I am trying to prove that the additive groups \mathbb{Z} and \mathbb{Q} are not isomorphic. I know it is not enough to show that there are maps such as, [tex]f:\mathbb{Q}\rightarrow \mathbb{Z}[/itex] where the input of the function, some f(x=\frac{a}{b}), will not be in the group of integers because it's obviously coming from rationals. I just don't know how to rigorously prove this, because just because a map is not isomorphic doesn't mean that the whole thing is not isomorphic. Thanks for any help, it is much appreciated.
morphism
Jul27-08, 07:54 PM
Suppose we managed to find an isomorphism f:\mathbb{Q}\rightarrow \mathbb{Z}. Then f(1/2) would be an integer; what happens when you look at f(1/2) + f(1/2)?
jeffreydk
Jul27-08, 08:06 PM
It would still be in integers right? That's why I'm confused because I can't seem to show that that property disallows the isomorphism.
n_bourbaki
Jul27-08, 08:14 PM
Morphism is sort of on the right lines. The property that you're looking for is called divisibility. Q has it and Z doesn't. The same idea also shows that Q\{0} under multiplication is not isomorphic to R\{0} under multiplication. (One can provide an elementary counter argument based purely on set theory, of course.)
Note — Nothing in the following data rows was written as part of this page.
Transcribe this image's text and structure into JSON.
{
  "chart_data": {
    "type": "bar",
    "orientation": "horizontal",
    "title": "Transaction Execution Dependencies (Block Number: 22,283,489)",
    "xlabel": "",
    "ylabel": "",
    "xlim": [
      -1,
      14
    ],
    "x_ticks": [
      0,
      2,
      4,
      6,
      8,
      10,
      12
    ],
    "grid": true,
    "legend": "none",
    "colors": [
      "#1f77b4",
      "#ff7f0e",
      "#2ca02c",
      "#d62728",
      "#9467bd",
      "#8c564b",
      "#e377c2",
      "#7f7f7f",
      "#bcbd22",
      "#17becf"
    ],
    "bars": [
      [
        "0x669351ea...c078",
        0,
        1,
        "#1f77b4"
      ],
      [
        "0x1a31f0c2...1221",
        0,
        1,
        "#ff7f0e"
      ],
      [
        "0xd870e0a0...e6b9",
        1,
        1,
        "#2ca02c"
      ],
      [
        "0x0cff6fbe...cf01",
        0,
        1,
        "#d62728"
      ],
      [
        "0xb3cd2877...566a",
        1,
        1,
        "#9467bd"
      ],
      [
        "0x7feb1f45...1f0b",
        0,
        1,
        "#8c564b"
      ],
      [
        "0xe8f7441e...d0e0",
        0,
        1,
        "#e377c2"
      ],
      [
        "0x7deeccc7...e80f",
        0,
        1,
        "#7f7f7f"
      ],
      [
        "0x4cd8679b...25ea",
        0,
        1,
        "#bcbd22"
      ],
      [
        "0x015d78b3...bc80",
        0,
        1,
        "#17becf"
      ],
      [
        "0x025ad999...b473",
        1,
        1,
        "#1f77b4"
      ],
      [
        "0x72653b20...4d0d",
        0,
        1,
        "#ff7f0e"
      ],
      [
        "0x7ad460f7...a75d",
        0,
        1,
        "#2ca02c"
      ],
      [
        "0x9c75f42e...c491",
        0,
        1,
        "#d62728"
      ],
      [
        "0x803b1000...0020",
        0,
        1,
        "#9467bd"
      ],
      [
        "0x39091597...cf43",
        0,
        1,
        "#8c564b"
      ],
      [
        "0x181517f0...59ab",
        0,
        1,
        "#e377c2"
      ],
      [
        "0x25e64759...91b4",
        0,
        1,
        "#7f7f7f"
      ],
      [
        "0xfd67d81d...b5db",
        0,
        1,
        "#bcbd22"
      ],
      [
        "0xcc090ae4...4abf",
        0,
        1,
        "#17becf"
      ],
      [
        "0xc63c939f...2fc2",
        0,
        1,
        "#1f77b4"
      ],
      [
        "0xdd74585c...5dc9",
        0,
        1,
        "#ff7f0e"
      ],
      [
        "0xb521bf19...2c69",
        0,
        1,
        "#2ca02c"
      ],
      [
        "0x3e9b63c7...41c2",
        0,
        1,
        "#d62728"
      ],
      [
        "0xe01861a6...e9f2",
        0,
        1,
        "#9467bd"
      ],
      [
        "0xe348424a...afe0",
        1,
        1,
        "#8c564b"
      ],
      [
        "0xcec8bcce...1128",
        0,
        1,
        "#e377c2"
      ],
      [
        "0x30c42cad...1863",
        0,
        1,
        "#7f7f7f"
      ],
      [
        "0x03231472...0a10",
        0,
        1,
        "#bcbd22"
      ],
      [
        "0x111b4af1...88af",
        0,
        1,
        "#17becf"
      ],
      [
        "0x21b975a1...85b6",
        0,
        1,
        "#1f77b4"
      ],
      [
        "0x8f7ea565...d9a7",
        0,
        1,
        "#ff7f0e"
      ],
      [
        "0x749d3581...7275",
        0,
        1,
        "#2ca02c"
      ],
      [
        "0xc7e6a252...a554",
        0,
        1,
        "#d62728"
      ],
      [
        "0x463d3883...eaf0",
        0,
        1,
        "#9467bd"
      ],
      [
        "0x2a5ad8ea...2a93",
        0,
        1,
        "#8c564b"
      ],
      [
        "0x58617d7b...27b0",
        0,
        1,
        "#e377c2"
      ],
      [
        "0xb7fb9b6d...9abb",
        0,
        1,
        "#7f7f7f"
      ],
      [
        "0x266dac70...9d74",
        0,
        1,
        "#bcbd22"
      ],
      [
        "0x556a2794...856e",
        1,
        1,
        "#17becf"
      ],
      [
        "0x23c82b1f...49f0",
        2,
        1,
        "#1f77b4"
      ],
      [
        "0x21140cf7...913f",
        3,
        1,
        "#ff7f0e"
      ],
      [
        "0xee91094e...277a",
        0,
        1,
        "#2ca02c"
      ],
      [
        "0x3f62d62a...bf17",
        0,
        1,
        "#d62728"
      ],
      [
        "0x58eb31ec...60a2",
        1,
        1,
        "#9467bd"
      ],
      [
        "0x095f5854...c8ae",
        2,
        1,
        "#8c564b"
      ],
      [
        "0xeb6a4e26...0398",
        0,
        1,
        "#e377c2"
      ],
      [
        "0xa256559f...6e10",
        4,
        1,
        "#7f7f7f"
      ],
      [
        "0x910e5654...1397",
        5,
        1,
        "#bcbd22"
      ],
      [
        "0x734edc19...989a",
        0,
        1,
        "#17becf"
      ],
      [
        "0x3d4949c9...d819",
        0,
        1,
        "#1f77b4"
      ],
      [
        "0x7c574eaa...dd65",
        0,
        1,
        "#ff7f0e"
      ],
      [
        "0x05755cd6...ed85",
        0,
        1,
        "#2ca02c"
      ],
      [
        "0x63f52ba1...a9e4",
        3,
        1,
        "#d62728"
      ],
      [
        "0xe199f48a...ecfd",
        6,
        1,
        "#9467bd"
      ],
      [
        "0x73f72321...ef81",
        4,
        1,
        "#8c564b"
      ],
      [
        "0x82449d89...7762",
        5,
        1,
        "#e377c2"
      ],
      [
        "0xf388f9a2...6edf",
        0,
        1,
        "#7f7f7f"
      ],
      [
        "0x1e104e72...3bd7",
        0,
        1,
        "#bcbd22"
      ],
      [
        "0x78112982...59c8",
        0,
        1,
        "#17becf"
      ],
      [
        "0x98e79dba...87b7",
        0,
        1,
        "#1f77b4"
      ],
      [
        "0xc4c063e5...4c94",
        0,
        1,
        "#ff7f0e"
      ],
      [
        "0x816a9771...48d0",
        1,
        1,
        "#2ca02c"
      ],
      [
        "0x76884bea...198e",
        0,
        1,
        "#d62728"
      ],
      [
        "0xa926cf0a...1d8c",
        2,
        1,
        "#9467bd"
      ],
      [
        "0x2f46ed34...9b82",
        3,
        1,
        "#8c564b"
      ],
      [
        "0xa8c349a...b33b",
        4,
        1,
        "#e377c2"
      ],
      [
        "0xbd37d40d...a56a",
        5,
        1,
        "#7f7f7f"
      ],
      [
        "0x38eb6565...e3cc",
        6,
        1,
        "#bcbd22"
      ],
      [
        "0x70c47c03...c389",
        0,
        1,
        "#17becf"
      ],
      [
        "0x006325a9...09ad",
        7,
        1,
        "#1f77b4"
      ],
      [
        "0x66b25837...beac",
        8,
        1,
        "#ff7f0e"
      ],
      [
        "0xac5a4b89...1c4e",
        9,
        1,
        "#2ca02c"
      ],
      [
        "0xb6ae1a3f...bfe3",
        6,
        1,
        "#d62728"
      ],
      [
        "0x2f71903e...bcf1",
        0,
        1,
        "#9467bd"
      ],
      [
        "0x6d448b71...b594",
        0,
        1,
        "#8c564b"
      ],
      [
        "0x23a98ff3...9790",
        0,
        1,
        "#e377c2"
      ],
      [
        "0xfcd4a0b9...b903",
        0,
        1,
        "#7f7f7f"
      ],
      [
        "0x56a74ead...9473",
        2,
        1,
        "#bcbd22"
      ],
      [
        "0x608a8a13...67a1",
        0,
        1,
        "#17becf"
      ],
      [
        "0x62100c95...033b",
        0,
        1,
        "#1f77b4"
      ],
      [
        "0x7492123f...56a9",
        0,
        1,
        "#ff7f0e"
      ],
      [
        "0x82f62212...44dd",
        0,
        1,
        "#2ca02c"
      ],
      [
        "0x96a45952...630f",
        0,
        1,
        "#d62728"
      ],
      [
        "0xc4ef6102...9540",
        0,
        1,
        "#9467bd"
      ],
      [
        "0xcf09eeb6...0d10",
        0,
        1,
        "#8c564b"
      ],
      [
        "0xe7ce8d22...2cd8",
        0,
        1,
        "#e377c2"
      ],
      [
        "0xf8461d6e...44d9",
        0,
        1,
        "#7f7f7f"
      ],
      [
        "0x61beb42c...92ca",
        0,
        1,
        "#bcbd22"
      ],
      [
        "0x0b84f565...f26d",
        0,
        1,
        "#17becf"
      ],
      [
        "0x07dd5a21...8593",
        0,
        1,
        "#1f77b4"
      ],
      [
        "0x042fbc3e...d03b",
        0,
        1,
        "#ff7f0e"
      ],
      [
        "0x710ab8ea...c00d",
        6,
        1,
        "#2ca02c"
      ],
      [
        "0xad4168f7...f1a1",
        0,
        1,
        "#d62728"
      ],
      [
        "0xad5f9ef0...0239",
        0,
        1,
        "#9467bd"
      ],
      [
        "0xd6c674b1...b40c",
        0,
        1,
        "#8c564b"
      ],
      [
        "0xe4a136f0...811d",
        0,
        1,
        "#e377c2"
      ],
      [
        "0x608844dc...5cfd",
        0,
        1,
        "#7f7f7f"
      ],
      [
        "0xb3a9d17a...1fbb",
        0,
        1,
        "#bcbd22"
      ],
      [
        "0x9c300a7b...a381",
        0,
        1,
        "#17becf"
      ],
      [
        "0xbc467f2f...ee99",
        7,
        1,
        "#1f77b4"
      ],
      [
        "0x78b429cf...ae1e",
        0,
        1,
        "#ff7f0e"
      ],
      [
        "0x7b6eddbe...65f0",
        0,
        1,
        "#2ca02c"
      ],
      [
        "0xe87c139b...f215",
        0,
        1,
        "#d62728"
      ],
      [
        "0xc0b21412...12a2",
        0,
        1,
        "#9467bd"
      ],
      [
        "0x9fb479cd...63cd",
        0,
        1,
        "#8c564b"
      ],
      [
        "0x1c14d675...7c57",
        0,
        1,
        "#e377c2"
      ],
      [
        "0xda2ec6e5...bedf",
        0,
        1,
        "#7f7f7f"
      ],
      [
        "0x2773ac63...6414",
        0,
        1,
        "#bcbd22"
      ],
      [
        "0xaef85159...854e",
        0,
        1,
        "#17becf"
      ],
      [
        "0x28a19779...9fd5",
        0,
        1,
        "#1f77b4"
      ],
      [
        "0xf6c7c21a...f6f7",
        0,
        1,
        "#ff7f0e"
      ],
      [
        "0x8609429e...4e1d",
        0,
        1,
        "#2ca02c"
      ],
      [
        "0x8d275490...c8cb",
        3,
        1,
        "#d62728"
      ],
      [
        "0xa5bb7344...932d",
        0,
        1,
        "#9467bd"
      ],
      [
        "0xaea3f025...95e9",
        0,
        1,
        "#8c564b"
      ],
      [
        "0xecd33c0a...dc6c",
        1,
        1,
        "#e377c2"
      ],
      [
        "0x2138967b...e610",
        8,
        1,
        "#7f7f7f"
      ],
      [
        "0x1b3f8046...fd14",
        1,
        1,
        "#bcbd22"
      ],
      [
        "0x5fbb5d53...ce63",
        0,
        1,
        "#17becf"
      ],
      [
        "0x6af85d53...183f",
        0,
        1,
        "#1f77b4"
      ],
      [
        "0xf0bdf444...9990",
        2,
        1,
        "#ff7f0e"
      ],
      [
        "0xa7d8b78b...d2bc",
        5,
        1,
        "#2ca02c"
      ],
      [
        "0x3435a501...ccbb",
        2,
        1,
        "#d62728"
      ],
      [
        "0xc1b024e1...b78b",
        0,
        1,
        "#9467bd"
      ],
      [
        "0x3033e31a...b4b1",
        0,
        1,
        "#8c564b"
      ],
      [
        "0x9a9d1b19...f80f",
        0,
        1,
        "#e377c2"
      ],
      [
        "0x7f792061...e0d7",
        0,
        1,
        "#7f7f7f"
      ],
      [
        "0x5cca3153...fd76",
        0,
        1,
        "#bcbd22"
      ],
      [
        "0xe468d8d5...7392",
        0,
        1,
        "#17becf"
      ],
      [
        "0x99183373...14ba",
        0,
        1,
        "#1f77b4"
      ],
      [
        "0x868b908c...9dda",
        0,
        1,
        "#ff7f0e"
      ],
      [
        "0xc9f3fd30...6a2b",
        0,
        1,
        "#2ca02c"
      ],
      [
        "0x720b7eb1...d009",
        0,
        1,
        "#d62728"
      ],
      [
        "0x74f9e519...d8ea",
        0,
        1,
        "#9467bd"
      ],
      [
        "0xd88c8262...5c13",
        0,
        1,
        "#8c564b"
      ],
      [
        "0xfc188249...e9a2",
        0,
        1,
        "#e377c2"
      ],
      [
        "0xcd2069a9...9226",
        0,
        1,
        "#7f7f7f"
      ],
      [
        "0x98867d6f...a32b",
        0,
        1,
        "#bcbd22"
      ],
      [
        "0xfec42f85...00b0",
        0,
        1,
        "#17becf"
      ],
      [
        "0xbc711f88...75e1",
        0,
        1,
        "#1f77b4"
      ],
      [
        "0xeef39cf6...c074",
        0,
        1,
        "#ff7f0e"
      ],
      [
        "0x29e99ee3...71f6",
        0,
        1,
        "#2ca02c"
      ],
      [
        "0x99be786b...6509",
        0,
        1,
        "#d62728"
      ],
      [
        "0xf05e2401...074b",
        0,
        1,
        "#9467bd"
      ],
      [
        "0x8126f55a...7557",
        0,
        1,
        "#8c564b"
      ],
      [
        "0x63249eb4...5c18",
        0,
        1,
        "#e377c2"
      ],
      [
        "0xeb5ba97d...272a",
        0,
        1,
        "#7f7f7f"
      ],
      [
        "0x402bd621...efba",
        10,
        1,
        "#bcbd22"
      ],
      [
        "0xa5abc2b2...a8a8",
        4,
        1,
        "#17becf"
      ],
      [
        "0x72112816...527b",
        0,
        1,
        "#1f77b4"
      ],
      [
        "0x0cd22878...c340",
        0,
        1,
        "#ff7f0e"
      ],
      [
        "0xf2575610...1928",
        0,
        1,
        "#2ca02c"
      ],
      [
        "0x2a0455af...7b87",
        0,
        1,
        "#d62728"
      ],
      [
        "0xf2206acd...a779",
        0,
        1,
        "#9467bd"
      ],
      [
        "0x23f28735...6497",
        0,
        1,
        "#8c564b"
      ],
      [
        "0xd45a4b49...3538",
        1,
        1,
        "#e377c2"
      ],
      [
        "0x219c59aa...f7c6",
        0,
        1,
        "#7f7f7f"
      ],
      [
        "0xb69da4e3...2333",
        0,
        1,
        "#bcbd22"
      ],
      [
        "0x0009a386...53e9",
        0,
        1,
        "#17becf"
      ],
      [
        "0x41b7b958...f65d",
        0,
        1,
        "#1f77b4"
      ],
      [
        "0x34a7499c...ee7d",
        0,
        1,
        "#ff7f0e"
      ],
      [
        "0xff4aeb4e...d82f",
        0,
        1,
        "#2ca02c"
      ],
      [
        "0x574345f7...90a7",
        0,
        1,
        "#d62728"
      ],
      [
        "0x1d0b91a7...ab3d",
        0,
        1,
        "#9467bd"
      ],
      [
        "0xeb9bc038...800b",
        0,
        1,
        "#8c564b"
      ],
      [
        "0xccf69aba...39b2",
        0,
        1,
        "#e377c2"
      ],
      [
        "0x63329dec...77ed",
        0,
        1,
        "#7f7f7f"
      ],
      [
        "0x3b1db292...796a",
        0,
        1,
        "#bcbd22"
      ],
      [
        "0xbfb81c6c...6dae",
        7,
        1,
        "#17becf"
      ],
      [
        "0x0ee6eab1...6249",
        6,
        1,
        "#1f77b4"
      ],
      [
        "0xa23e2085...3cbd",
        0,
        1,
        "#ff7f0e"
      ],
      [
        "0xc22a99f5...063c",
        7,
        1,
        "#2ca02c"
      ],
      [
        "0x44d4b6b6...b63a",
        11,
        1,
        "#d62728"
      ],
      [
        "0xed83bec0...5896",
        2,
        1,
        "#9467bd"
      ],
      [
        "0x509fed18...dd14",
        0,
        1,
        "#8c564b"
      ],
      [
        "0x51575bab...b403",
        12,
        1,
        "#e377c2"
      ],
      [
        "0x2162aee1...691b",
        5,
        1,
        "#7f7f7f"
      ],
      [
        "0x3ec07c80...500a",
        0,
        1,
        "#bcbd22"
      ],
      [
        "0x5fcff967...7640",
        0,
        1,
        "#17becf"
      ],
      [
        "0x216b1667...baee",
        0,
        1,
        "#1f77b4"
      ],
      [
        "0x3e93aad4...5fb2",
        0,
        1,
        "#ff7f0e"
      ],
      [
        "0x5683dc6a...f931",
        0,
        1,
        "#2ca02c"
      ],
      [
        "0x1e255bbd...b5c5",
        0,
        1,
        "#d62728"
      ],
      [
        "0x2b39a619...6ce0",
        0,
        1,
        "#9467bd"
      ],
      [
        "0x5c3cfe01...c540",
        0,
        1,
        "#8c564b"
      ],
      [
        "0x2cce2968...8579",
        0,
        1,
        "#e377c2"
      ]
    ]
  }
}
Alternatively, Z is cyclic. Can you prove that Q isn't? Actually it isn't that alternative, really. Try thinking about a map g from Z to Q. Any group hom is determined completely by where it sends 1 in Z. Can g(1)/2 be in the image?
jeffreydk
Jul27-08, 08:18 PM
Oh ok I didn't think of showing Q isn't cyclic, that's probably the simplest way to do it now that I think of it. Thanks a bunch.
morphism
Jul27-08, 08:23 PM
Since the "cat is out of the bag," I might as well point out that I wanted jeffreydk to notice that f(1)=nf(1/n) for all n (and why is this bad?).
n_bourbaki
Jul27-08, 09:30 PM
So your proof is based on the idea that if there is an isomorphism f:Q-->Z, then it must follow that f(1) is divisible by every integer? Hmm, not thought of that one before. It struck me as more obvious that Q isn't cyclic, i.e. look at maps from Z to Q. But it's always good to be able to do one thing in two ways, rather than two things in one way.
jeffreydk
Jul28-08, 12:14 AM
I definitely agree, it's good to able to prove it in a number of ways. Thanks you guys for both suggestions.